ASIC has found add-on insurances sold by car dealers are "expensive", "poor value" and provided "very little to no benefit" in a sales environment characterised by "pressure selling, very high commissions and conflicts of interest".

In a scathing report recently released by ASIC, the regulator highlights that in some instances insurance companies are paying up to 79% of the premium paid by a consumer to car dealers and those arranging the insurance but only 9% of the premium is paid back to consumers by way of approved claims.

ASIC's investigation found that over the past three years roughly $1.6 billion in premiums were collected on car insurance add-ons, while only $144 million was paid out in successful claims.

Car dealers earning commissions of up to 79 per cent pocketed $602 million, over four times more than consumers received in claims.

ASIC Deputy Chairman Peter Kell said "There are serious problems in this market that need to be immediately and comprehensively addressed by insurers."

"We are certainly looking at using all the powers we have to drive some better value but this market is a good example of where ASIC would look at using product intervention powers if we had them."

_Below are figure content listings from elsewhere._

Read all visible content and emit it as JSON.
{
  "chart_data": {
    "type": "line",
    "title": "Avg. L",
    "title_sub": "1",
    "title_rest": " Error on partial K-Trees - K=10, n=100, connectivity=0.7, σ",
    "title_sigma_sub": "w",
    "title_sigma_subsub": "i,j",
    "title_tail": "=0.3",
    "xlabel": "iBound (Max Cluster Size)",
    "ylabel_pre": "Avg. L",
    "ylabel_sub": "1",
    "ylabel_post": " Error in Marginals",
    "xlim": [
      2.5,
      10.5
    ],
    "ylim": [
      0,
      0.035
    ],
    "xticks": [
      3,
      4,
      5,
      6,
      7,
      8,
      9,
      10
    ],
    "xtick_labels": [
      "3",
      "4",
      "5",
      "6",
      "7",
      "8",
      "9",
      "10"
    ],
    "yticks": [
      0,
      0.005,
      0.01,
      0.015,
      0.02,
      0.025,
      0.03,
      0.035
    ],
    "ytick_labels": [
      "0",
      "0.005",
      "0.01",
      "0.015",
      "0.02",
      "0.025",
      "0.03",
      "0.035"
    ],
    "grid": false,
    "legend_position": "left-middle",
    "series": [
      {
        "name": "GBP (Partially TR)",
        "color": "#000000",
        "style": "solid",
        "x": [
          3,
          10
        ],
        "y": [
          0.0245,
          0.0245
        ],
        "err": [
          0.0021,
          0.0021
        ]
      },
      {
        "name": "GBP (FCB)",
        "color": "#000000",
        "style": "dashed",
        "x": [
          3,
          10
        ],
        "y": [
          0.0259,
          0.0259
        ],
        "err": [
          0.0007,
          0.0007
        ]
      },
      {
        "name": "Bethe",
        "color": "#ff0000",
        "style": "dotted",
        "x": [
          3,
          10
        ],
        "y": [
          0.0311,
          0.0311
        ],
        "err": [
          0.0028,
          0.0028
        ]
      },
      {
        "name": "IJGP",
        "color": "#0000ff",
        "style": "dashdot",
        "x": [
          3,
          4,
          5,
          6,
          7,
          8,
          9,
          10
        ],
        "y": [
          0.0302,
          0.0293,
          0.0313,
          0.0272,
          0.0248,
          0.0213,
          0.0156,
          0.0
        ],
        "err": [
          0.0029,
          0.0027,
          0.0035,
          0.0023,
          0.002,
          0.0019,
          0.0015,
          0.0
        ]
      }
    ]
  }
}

"ASIC will be undertaking further work, including potential enforcement action, to ensure that this market delivers acceptable outcomes for consumers," he said.

"We will also be looking at how insurers can refund consumers who have been sold inappropriate products."

In recent years, ASIC has sounded warnings about add-on insurances that are sold through car dealers.

Insurance products that have come under scrutiny are:

  • consumer credit insurance;
  • loan termination insurance (or walkaway insurance);
  • gap insurance or total loss shortfall insurance;
  • tyre & wheels insurance; and
  • mechancial breakdown or extended warranty insurance.

Post-GFC, profits made from selling a car were compressed which required dealers to look for other avenues to maintain profitability. Selling consumer credit insurance, gap insurance and warranties turned out to be a savour as the profit earned from selling these products when "bundled" can often be more than the profit received from selling the car. As ASIC highlighted in its report, the high levels of profit earned can result in conflicts of interest leading to consumer detriment.

Consumers are commonly being further disadvantaged by the packaging up of these extra insurance products into their car finance loan as a single upfront premium. This not only makes the policy more expensive but leaves consumers unaware of exactly what they have bought and how much it is costing them. Bundling also means consumers may not get a premium refund for certain products if they repay their loan early.

Car dealers do not need to hold a financial services licence but their employees operate as licensed representatives of the insurance companies.

ASIC's investigations focused on Aioi Nissay Dowa, Allianz Australia, Eric Insurance (formerly known as AVEA), Swann Insurance (part of Insurance Australia Group), MTA Insurance (part of Suncorp Group), NM Insurance (acting as agent for AAI Ltd), and QBE Insurance. Together these seven insurance companies make up roughly 90 per cent of the car dealer add-on insurance market.

If consumers have complaint about any insurance product they have bought they should follow the dispute procedures disclosed in the Product Disclosure Statement which will provide the steps to follow and the relevant contact details.